Wir dachten, wir gingen mit Russland konstruktiv um. Es gab Partnerschafts- und Kooperationsabkommen und jährliche Gipfeltreffen. Dazu kam von Deutschland das Angebot der Modernisierungspartnerschaft. Wir machten uns bei den Energieressourcen sogar abhängig von Russland. Dabei haben wir nicht gesehen, dass das alles aus russischer Sicht von der Osterweiterung von Nato und EU sowie dem Kosovo- und dem Irakkrieg überlagert wurde. Alle die sogenannt farbigen Revolutionen wurden in Russland als Ausnutzung von Schwäche verstanden.
Sie sagen selbst, dass Russland ist als Partner unberechenbar sei. Wie muss man das verstehen?
Das ist eine jüngere Erscheinung. Aber wenn man sich anschaut, was in der Ukraine passiert, und sich Moskau sich nicht an Regeln und Prinzipien hält, die es einmal selber unterschrieben hatte – Helsinki-Schlussakte von 1975, die Charta von Paris von 1990, das Budapester Memorandum – fragt man sich, welche Regeln überhaupt noch gelten.
Vom Treffen in Berlin mit Putin rechnen Sie mit einem starken und konkreten Signal in Bezug auf die Ukraine. Was erhoffen Sie sich?
Im Vorfeld des Gipfels wurde sehr gründlich gearbeitet, sonst hätte er gar nicht stattfinden können.
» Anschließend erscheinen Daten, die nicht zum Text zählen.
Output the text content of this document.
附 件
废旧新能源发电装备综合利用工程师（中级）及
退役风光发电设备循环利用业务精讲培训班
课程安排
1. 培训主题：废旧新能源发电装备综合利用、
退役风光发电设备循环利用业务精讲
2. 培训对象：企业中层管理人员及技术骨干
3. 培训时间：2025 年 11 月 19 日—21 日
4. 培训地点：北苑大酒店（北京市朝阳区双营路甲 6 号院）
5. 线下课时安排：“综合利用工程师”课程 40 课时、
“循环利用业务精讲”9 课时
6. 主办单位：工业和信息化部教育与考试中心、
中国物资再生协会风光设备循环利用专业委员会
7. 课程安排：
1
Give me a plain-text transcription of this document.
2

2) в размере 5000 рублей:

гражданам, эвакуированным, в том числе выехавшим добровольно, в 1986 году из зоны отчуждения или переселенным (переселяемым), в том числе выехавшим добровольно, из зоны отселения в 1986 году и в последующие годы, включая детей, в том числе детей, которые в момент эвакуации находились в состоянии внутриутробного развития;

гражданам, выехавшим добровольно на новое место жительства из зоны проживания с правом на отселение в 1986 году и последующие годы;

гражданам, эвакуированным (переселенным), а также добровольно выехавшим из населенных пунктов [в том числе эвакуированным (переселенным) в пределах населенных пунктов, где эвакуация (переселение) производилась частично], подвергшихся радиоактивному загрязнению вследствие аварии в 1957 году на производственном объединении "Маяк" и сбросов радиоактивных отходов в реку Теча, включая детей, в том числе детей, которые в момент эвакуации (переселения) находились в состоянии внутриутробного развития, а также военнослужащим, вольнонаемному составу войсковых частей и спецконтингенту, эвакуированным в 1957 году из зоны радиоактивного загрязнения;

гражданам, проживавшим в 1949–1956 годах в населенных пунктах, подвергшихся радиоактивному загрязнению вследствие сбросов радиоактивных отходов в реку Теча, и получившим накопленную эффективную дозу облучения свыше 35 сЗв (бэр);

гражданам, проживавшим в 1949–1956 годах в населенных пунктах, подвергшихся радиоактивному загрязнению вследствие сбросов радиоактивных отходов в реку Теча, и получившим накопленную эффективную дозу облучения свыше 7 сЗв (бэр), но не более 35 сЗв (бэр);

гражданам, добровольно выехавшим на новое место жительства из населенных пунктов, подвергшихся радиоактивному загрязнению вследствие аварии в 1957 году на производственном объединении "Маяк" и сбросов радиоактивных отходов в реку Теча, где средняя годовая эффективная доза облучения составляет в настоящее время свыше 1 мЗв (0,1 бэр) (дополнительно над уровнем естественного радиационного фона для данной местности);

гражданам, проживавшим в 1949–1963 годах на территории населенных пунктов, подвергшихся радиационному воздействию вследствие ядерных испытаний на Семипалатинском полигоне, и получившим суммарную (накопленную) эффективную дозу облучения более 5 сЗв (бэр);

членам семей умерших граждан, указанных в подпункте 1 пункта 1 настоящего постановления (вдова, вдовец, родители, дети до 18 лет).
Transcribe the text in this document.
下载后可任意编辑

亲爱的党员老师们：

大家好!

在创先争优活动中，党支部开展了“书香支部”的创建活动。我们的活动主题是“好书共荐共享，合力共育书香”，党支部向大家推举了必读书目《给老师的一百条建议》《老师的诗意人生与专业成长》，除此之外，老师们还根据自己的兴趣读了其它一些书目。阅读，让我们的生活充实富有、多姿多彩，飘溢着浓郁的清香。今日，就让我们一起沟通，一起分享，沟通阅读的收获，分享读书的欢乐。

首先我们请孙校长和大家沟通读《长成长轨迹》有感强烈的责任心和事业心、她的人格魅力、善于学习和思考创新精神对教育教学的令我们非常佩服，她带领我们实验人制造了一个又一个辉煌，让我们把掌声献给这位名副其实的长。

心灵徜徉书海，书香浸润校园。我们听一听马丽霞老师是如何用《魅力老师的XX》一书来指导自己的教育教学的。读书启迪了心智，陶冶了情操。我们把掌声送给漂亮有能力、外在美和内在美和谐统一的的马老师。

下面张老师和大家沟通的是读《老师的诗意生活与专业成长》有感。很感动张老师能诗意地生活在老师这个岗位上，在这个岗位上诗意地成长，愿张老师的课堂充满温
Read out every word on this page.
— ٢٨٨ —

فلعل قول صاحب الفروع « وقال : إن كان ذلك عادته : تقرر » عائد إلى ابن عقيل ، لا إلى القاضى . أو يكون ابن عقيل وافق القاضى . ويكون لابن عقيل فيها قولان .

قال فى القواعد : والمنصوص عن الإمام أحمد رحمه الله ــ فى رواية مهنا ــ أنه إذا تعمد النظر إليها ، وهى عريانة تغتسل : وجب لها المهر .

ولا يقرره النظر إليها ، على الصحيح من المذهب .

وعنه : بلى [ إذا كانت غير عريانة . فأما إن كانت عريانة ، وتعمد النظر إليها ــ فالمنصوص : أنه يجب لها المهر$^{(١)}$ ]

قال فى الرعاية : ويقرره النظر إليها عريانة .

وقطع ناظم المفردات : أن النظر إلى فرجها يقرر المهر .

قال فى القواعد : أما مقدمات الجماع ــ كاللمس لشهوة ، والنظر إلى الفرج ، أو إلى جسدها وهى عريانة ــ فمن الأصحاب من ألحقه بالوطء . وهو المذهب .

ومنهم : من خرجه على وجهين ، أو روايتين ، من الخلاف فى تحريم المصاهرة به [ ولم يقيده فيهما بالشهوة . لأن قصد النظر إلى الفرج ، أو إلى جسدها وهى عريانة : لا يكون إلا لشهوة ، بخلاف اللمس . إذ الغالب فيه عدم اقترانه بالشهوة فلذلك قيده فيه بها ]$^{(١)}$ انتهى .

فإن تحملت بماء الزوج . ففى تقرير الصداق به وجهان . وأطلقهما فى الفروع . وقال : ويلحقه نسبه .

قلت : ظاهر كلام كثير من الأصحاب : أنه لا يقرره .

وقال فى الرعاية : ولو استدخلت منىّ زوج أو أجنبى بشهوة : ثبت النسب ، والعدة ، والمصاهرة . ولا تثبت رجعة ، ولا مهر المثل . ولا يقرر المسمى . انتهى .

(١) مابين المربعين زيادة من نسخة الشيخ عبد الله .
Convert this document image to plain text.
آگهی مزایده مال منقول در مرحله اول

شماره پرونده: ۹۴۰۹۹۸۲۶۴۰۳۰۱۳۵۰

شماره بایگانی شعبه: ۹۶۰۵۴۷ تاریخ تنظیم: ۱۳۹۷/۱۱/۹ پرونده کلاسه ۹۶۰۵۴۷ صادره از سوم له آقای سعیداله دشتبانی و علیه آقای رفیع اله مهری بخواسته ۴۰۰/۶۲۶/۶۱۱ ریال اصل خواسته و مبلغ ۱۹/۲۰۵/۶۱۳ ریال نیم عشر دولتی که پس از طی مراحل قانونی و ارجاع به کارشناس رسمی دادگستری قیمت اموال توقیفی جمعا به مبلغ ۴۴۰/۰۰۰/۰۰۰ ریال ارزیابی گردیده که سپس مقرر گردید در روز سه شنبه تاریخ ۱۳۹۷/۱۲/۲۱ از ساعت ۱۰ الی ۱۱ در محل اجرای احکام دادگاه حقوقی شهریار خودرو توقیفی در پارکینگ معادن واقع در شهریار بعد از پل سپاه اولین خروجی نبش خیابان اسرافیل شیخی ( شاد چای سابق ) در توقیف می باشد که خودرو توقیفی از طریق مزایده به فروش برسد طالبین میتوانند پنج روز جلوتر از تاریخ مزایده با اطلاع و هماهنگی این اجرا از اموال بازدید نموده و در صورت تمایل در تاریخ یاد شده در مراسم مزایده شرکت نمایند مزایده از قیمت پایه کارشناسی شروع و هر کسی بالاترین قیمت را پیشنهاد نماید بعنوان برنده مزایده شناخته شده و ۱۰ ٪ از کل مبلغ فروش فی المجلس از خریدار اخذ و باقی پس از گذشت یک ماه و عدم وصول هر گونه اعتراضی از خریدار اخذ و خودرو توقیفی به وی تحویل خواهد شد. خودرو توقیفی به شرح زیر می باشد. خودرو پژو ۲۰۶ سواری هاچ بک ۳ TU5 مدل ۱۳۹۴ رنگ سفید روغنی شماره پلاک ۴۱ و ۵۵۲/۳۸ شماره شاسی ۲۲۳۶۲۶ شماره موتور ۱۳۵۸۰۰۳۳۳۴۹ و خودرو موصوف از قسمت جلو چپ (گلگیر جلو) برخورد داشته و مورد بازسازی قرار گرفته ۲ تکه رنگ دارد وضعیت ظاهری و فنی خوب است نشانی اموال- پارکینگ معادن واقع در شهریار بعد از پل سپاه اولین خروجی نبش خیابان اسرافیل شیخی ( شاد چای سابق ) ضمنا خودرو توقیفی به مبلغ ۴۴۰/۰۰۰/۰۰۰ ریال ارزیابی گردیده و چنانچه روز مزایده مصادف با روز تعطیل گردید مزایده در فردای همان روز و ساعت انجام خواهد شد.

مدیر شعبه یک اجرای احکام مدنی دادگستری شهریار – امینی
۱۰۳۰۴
Schliesslich will man einen Schritt nach vorn machen und dem Publikum nicht sagen müssen, es sei alles umsonst gewesen. Eine wichtige Rolle spielt immer noch, ob wir es endlich schaffen, den Waffenstillstand in der Ukraine umzusetzen. Dazu gibt es ein Entflechtungskonzept, an dem viel gearbeitet worden ist. Auch bei politischen Punkten wie der Inkraftsetzung des Sonderstatus- und des Kommunalwahlgesetzes gab es viel Vorarbeit. Ich hoffe, diese Vorarbeit wird nun genutzt für ein Signal von höchster Stelle, von den Staats- und Regierungschefs.
Aus russischer Sicht wurden alle unsere Bemühungen von der Nato- und EU-Osterweiterung überlagert.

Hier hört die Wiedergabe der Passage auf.